At the same time, the IMF and N’Djamena reached an agreement under the Extended Credit Facility and the Extended Fund Facility of $560m over four years.

“The authorities’ medium-term plan is focused on introducing ambitious reforms to support post-crisis recovery and poverty reduction, as well as restoring debt sustainability,” said the institution, which in April (before Itno’s death was announced) had revised the country’s growth forecasts for this year, bringing them down to 2.1%, compared to an expected rate of 6.1% six months earlier.

Trade deficit and dry foreign exchange reserves

The IMF rarely makes public statements regarding political transitions in its countries of intervention. And it is not yet known when the $560m package, which was promised at the beginning of the year, will be disbursed.

But there is no doubt that the new Chadian authorities will have to rely on the Fund’s support, both in terms of the budget and to strengthen the country’s foreign exchange reserves. All the more so since the World Bank warned a few months ago that “persistent regional insecurity could disrupt bilateral trade and put pressure on public finances.”

According to projections, the Chadian government’s revenues were expected to fall by 10% to 747bn CFA francs compared to the previous year, while expenditures rose by 10.5% to 1,177bn CFA francs.

To make matters worse, the country’s trade balance (exchange of goods) deteriorated in 2020, going from a surplus of 676bn CFA francs to a deficit of 3bn CFA francs according to the Fund’s projections, which a few months ago anticipated a “rebound” to 198bn CFA francs in 2021. Furthermore, the country’s foreign exchange reserves have reached a plateau of $300m, far from the $1.1bn anticipated before the oil crisis.
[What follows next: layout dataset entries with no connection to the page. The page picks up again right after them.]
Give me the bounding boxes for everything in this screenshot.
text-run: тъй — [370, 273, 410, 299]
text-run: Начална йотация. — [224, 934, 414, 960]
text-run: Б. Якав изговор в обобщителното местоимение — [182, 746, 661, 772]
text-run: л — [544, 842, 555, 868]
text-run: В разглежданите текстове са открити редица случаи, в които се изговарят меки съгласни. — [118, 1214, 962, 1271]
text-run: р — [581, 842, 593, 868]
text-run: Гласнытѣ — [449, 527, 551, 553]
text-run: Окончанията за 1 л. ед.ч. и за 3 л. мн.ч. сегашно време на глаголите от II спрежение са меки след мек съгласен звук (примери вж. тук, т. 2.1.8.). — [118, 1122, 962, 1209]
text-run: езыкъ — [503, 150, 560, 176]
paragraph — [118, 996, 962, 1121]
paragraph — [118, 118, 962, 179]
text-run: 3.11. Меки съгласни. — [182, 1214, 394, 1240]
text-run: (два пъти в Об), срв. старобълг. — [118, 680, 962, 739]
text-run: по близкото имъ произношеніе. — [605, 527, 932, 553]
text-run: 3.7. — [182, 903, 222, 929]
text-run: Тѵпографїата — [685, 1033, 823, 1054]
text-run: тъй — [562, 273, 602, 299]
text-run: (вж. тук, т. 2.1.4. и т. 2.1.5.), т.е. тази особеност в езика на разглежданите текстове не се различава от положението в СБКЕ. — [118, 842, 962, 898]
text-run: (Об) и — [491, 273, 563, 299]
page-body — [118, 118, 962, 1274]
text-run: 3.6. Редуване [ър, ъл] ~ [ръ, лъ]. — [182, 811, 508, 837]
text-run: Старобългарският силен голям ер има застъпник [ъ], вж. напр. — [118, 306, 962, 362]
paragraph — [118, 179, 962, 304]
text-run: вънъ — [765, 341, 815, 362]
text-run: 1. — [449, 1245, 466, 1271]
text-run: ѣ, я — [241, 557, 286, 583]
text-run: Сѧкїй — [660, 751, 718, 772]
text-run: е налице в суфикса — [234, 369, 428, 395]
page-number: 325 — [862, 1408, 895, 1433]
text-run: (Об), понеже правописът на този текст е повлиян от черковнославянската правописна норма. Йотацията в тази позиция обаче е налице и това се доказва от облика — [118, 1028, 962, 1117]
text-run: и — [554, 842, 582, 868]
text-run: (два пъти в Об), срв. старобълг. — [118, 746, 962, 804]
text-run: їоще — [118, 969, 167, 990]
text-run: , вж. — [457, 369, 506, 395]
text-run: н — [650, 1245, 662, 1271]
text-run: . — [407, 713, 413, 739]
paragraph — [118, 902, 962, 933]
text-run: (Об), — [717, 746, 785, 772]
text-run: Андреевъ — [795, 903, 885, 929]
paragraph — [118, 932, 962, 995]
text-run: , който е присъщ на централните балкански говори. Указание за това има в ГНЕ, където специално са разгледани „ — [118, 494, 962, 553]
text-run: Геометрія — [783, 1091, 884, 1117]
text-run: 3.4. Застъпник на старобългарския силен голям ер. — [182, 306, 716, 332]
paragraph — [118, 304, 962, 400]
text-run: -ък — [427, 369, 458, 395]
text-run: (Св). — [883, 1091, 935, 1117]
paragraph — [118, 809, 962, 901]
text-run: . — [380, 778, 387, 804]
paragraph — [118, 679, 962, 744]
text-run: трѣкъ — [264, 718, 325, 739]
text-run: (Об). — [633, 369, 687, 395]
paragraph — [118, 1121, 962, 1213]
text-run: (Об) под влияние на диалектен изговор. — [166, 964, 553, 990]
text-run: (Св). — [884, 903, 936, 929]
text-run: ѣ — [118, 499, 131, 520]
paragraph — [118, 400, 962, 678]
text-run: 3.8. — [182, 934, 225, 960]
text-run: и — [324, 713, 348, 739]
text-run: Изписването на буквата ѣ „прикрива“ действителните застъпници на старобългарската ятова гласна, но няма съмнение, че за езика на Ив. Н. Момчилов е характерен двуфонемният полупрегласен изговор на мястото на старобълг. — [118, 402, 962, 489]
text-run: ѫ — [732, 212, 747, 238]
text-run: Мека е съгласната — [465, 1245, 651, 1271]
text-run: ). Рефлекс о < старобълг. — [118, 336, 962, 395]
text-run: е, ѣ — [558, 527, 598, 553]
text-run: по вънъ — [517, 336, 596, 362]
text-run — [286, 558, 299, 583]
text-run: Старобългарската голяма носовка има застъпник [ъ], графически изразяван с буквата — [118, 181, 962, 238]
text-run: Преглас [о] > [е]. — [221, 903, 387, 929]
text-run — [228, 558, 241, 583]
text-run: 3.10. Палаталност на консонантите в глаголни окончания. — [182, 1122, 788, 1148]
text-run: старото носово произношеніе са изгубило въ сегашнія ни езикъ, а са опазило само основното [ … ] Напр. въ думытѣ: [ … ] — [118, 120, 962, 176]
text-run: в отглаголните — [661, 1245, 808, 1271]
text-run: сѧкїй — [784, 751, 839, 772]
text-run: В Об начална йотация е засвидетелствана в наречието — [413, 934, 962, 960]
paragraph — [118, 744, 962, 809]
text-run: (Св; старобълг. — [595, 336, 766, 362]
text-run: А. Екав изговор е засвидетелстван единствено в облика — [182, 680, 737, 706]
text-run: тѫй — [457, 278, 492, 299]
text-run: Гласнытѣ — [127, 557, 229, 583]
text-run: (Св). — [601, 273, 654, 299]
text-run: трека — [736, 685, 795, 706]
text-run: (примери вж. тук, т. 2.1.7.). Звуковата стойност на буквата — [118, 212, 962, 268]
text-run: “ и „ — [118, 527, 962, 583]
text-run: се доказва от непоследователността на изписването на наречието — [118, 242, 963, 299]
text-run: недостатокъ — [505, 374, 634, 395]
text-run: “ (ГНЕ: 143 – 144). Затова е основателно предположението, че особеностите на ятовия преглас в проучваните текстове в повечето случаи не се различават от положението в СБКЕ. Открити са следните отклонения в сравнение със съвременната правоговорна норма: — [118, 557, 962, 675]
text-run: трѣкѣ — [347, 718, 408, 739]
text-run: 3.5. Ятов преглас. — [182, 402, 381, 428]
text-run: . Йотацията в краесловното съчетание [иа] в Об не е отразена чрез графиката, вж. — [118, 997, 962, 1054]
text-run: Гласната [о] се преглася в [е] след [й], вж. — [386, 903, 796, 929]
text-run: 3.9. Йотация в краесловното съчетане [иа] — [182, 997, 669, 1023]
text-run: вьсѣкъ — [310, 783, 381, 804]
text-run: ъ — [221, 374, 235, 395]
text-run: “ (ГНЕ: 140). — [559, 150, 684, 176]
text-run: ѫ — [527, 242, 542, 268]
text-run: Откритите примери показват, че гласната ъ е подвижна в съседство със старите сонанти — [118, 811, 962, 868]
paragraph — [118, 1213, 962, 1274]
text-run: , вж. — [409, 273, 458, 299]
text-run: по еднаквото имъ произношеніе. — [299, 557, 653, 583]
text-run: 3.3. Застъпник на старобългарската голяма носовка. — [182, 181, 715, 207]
Under the auspices of the IMF, Chad has committed to improving the climate and strengthening the banking sector, ensuring transparency – particularly in the awarding of public contracts – and good governance (fighting corruption, declaring assets, etc.).

In a message published on 21 April, Kristalina Georgieva, the head of the IMF, expressed her condolences to the Chadian people and paid homage to the memory of “a leader who has devoted his life to his country and to the security of the Sahel region.”